Si la politique n'est pas suivie d'un appareil juridique, ce n'est que du discours. C'est l'appareil juridique qui met en route la politique 396 . L'approche de la pauvreté extrême en termes de droits, et notamment de violation des droits de l'homme est l'un des apports essentiels du rapport Wrésinsky 397 . Le rapport souligne que la précarité est l'absence d'une ou plusieurs des sécurités, notamment celle de l'emploi, permettant aux personnes et familles d'assumer leurs obligations professionnelles, familiales et sociales, et de jouir de leurs droits fondamentaux. L'insécurité qui en résulte peut être plus ou moins étendue et avoir des conséquences plus ou moins graves et définitives. Elle conduit à la grande pauvreté, quand elle affecte plusieurs domaines de l'existence, qu'elle devient persistante, qu'elle compromet les chances de réassumer ses responsabilités et reconquérir ses droits par soi-même dans un avenir prévisible.

L'objectivité nécessaire à la cohésion et à la justice sociales doit savoir se concilier avec des normes exprimant des valeurs conformes à l'exigence de dignité de la personne humaine. Ainsi donc, l'obligation des pouvoirs publics dans la lutte contre la situation de handicap et d’errance se laisserait assez facilement saisir. Comment pourrait-on ne pas vérifier que la loi n'a pas falsifié le droit naturel des personnes en situation de handicap et d’errance ? La recherche des raisons de la loi est indispensable et elle fait nécessairement partie de la recherche anthropologique. Le juridique ne saurait être étranger à une réflexion sur le sens qu'il convient d'imprimer à la chose sociale. Le risque est souvent de transformer les personnes démunies en objets passifs d'un assistanat inefficace 398 . « L'être humain qui se cache sous le masque hideux de la misère ne pourra se réaliser dans toute sa plénitude que s'il peut exercer effectivement tous ses droits et responsabilités 399  »

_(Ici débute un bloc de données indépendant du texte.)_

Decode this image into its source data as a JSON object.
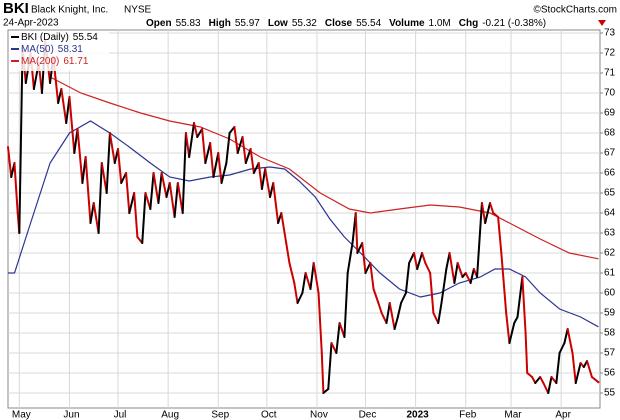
{
  "header": {
    "symbol": "BKI",
    "company": "Black Knight, Inc.",
    "exchange": "NYSE",
    "credit": "©StockCharts.com",
    "date": "24-Apr-2023",
    "quote": [
      {
        "label": "Open",
        "value": 55.83
      },
      {
        "label": "High",
        "value": 55.97
      },
      {
        "label": "Low",
        "value": 55.32
      },
      {
        "label": "Close",
        "value": 55.54
      },
      {
        "label": "Volume",
        "value": "1.0M"
      },
      {
        "label": "Chg",
        "value": "-0.21 (-0.38%)"
      }
    ]
  },
  "chart_data": {
    "type": "line",
    "grid": true,
    "legend": "top-left",
    "xlim": [
      0,
      366
    ],
    "xticks": [
      {
        "value": 7,
        "label": "May"
      },
      {
        "value": 38,
        "label": "Jun"
      },
      {
        "value": 68,
        "label": "Jul"
      },
      {
        "value": 99,
        "label": "Aug"
      },
      {
        "value": 130,
        "label": "Sep"
      },
      {
        "value": 160,
        "label": "Oct"
      },
      {
        "value": 191,
        "label": "Nov"
      },
      {
        "value": 221,
        "label": "Dec"
      },
      {
        "value": 252,
        "label": "2023"
      },
      {
        "value": 283,
        "label": "Feb"
      },
      {
        "value": 311,
        "label": "Mar"
      },
      {
        "value": 342,
        "label": "Apr"
      }
    ],
    "ylim": [
      54.25,
      73.15
    ],
    "yticks": [
      55,
      56,
      57,
      58,
      59,
      60,
      61,
      62,
      63,
      64,
      65,
      66,
      67,
      68,
      69,
      70,
      71,
      72,
      73
    ],
    "series": [
      {
        "name": "BKI (Daily)",
        "color": "#000000",
        "down_color": "#cc0000",
        "x": [
          0,
          2,
          4,
          6,
          7,
          9,
          11,
          14,
          16,
          19,
          21,
          23,
          26,
          28,
          31,
          33,
          36,
          38,
          41,
          43,
          46,
          48,
          51,
          53,
          56,
          58,
          61,
          63,
          66,
          68,
          70,
          73,
          75,
          78,
          80,
          83,
          85,
          88,
          90,
          93,
          95,
          98,
          100,
          103,
          105,
          108,
          110,
          112,
          115,
          117,
          120,
          122,
          125,
          127,
          130,
          132,
          135,
          137,
          140,
          142,
          145,
          147,
          150,
          152,
          155,
          157,
          159,
          162,
          164,
          167,
          169,
          172,
          174,
          177,
          179,
          182,
          184,
          187,
          189,
          192,
          194,
          195,
          198,
          200,
          203,
          205,
          208,
          210,
          213,
          215,
          216,
          219,
          221,
          224,
          226,
          229,
          231,
          234,
          236,
          239,
          241,
          243,
          246,
          248,
          251,
          253,
          256,
          258,
          261,
          263,
          266,
          268,
          271,
          273,
          276,
          278,
          281,
          283,
          286,
          288,
          290,
          293,
          295,
          298,
          300,
          303,
          305,
          308,
          310,
          313,
          315,
          318,
          320,
          321,
          324,
          326,
          329,
          331,
          334,
          336,
          339,
          341,
          344,
          346,
          349,
          351,
          354,
          356,
          358,
          361,
          365
        ],
        "values": [
          67.3,
          65.8,
          66.5,
          64.0,
          63.0,
          72.3,
          70.5,
          72.0,
          70.2,
          71.5,
          70.0,
          72.6,
          70.5,
          71.8,
          69.5,
          70.2,
          68.5,
          69.8,
          67.0,
          68.2,
          65.5,
          66.8,
          63.5,
          64.5,
          63.0,
          66.5,
          65.0,
          68.0,
          66.5,
          67.2,
          65.5,
          66.0,
          64.0,
          65.0,
          62.8,
          62.5,
          65.0,
          64.2,
          66.0,
          64.5,
          66.0,
          64.8,
          65.5,
          63.8,
          65.5,
          64.0,
          68.0,
          66.8,
          68.5,
          67.8,
          68.2,
          66.5,
          67.5,
          65.8,
          67.0,
          65.5,
          66.5,
          68.0,
          68.3,
          67.0,
          67.8,
          66.5,
          67.2,
          66.0,
          66.5,
          65.2,
          66.2,
          64.8,
          65.5,
          63.5,
          64.0,
          62.5,
          61.5,
          60.5,
          59.5,
          60.0,
          61.0,
          60.2,
          61.5,
          60.0,
          57.0,
          55.0,
          55.2,
          57.5,
          57.0,
          58.5,
          57.8,
          61.0,
          62.5,
          64.0,
          62.0,
          62.5,
          61.0,
          61.5,
          60.2,
          59.5,
          59.0,
          58.5,
          59.5,
          58.2,
          58.8,
          59.5,
          60.0,
          61.5,
          62.0,
          61.2,
          62.0,
          61.5,
          61.0,
          59.0,
          58.5,
          59.5,
          61.2,
          62.0,
          60.5,
          61.5,
          60.8,
          61.0,
          60.5,
          61.2,
          60.8,
          64.5,
          63.5,
          64.5,
          64.0,
          63.8,
          62.0,
          59.0,
          57.5,
          58.5,
          58.8,
          60.8,
          58.0,
          56.0,
          55.8,
          55.5,
          55.8,
          55.5,
          55.0,
          55.8,
          55.5,
          57.0,
          57.5,
          58.2,
          57.0,
          55.5,
          56.5,
          56.3,
          56.6,
          55.8,
          55.54
        ]
      },
      {
        "name": "MA(50)",
        "color": "#2c3590",
        "x": [
          0,
          4,
          14,
          26,
          38,
          51,
          63,
          75,
          88,
          100,
          112,
          125,
          137,
          150,
          162,
          171,
          180,
          190,
          199,
          208,
          218,
          230,
          242,
          255,
          267,
          279,
          292,
          301,
          310,
          320,
          329,
          341,
          354,
          365
        ],
        "values": [
          61.0,
          61.0,
          63.5,
          66.5,
          68.0,
          68.6,
          68.0,
          67.3,
          66.5,
          65.8,
          65.6,
          65.8,
          65.9,
          66.2,
          66.3,
          66.2,
          65.6,
          64.8,
          63.7,
          62.8,
          62.0,
          61.0,
          60.2,
          59.8,
          60.0,
          60.5,
          60.8,
          61.2,
          61.2,
          60.8,
          60.0,
          59.2,
          58.8,
          58.31
        ]
      },
      {
        "name": "MA(200)",
        "color": "#cc2222",
        "x": [
          26,
          45,
          63,
          82,
          100,
          119,
          137,
          156,
          174,
          193,
          211,
          224,
          242,
          261,
          279,
          298,
          310,
          329,
          347,
          365
        ],
        "values": [
          70.8,
          70.0,
          69.5,
          69.0,
          68.6,
          68.3,
          67.7,
          66.8,
          66.2,
          65.0,
          64.2,
          64.0,
          64.2,
          64.4,
          64.3,
          64.0,
          63.5,
          62.7,
          62.0,
          61.71
        ]
      }
    ]
  }
}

Tout en subissant les désagréments du droit, les personnes en situation de handicap et d’errance semblent ne pouvoir que très difficilement bénéficier en fait de ses avantages. Il n'y a pas là une question de fatalité. L'explication se trouverait davantage dans le fait que le droit envisage « la situation moyenne de la population » sans suffisamment porter attention à ce qui se vit à ses marges. En conséquence, les personnes en situation de handicap et d’errance se trouvent exclues. Elles le sont aussi par manque d'information sur le droit et par la crainte ou la honte qui peut les animer de faire valoir leurs droits. La complexité des dispositifs qui tendent à se surajouter les uns aux autres ne semblent pas à même de réduire cette crainte. Finalement, le droit serait répudié pour mieux se protéger.

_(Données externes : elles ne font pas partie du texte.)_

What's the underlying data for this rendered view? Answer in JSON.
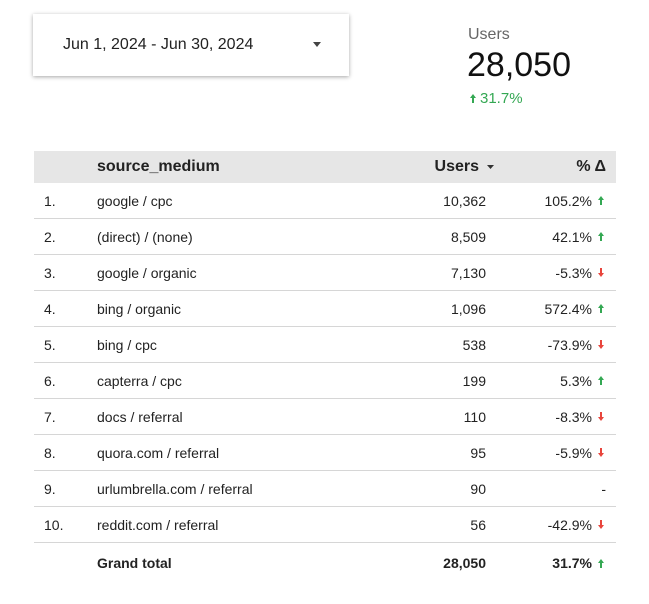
{
  "date_range": {
    "label": "Jun 1, 2024 - Jun 30, 2024"
  },
  "scorecard": {
    "label": "Users",
    "value": "28,050",
    "change": "31.7%",
    "trend": "up"
  },
  "table": {
    "headers": [
      "source_medium",
      "Users",
      "% Δ"
    ],
    "rows": [
      {
        "rank": "1.",
        "source_medium": "google / cpc",
        "users": "10,362",
        "change": "105.2%",
        "trend": "up"
      },
      {
        "rank": "2.",
        "source_medium": "(direct) / (none)",
        "users": "8,509",
        "change": "42.1%",
        "trend": "up"
      },
      {
        "rank": "3.",
        "source_medium": "google / organic",
        "users": "7,130",
        "change": "-5.3%",
        "trend": "down"
      },
      {
        "rank": "4.",
        "source_medium": "bing / organic",
        "users": "1,096",
        "change": "572.4%",
        "trend": "up"
      },
      {
        "rank": "5.",
        "source_medium": "bing / cpc",
        "users": "538",
        "change": "-73.9%",
        "trend": "down"
      },
      {
        "rank": "6.",
        "source_medium": "capterra / cpc",
        "users": "199",
        "change": "5.3%",
        "trend": "up"
      },
      {
        "rank": "7.",
        "source_medium": "docs / referral",
        "users": "110",
        "change": "-8.3%",
        "trend": "down"
      },
      {
        "rank": "8.",
        "source_medium": "quora.com / referral",
        "users": "95",
        "change": "-5.9%",
        "trend": "down"
      },
      {
        "rank": "9.",
        "source_medium": "urlumbrella.com / referral",
        "users": "90",
        "change": "-",
        "trend": null
      },
      {
        "rank": "10.",
        "source_medium": "reddit.com / referral",
        "users": "56",
        "change": "-42.9%",
        "trend": "down"
      }
    ],
    "total": {
      "label": "Grand total",
      "users": "28,050",
      "change": "31.7%",
      "trend": "up"
    }
  }
}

Les personnes en situation de handicap et d’errance ont vocation à pénétrer le champ du droit, mais il semble y avoir comme un écart irréductible entre droit et pauvreté extrême. Étrangères à l'univers juridique par défaut d'implication dans l'univers économique, social et politique, et étrangères à celui-ci par défaut d'implication dans celui-là, elles (les personnes en situation de handicap et d’errance) s'enferment dans un cercle vicieux de déprivation. Les désinsertions économique, sociale, politique et juridique en viennent à se nourrir mutuellement.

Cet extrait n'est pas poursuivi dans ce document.